Gerzina Christopher, Potter Eric, Haleem Amgad M, Dabash Sherif
Department of Orthopaedic Surgery and Rehabilitation, Texas Tech Health Sciences Center, 3601 4th St, 4th floor, Lubbock, Texas, 79430, USA.
Department of Medical Education, Paul L. Foster School of Medicine, Texas Tech University Health Sciences Center, El Paso. Medical Education Building, 2200 5001 El Paso Drive, El Paso, Texas, 79905, USA.
J Clin Orthop Trauma. 2020 Feb;11(Suppl 1):S142-S148. doi: 10.1016/j.jcot.2019.05.025. Epub 2019 May 31.
Socket prosthesis attachment is the current gold standard for limb amputees. Osseointegrated implantation is a novel technique that has many proposed advantages over the current gold standard. Clear advantages for its use over socket prosthetic attachment has been well established in literature. It decreases socket problems as pinching, pressure points, chronic skin problems and frequent socket change due to atrophy of muscles.
We reviewed primary research articles documenting complication rates and outcome measures in patients with osseointegrated prosthesis implantation after limb amputation.
Nine studies were identified with a total of 211-242 patients. Clinical, radiographic, and functional outcomes, as well as complications were considered. The mean duration of follow-up was greater than 12 months in all studies.
Osseointegration is an effective alternative to socket prosthesis in transfemoral amputees. Transtibial and upper extremity implants are underreported in the literature and clear indication for their effectiveness over socket prosthesis does not exist. Minor complications are most common, such as soft tissue infections, and may be mitigated in the future by improvements in surgical technique and implant design.The level of evidence is 3.
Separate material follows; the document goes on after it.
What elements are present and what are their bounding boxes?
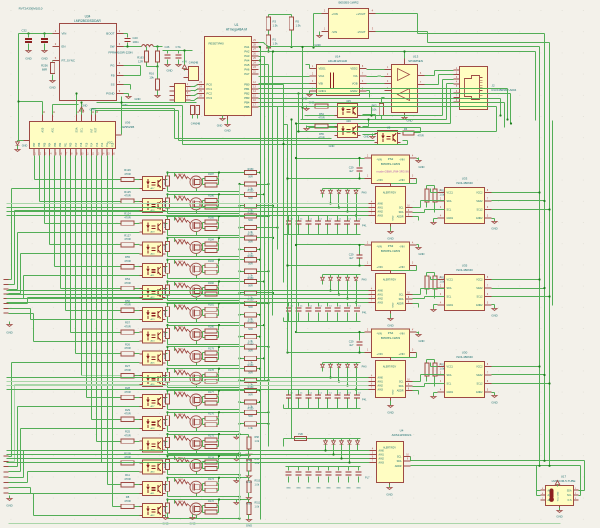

接受腔假体连接是目前肢体截肢者的金标准。骨整合植入是一种新技术,与当前的金标准相比有许多潜在优势。文献中已充分证实其相对于接受腔假体连接的明显优势。它减少了诸如挤压、压痛点、慢性皮肤问题以及因肌肉萎缩导致的频繁更换接受腔等接受腔相关问题。
我们回顾了记录肢体截肢后接受骨整合假体植入患者并发症发生率和结局指标的原始研究文章。
共确定了9项研究,涉及211 - 242名患者。考虑了临床、影像学和功能结局以及并发症。所有研究的平均随访时间均超过12个月。
对于大腿截肢者,骨整合是接受腔假体的一种有效替代方案。文献中关于胫骨截肢和上肢植入的报道较少,且不存在其相对于接受腔假体有效性的确切证据。轻微并发症最为常见,如软组织感染,未来可能通过手术技术和植入物设计的改进得到缓解。证据级别为3级。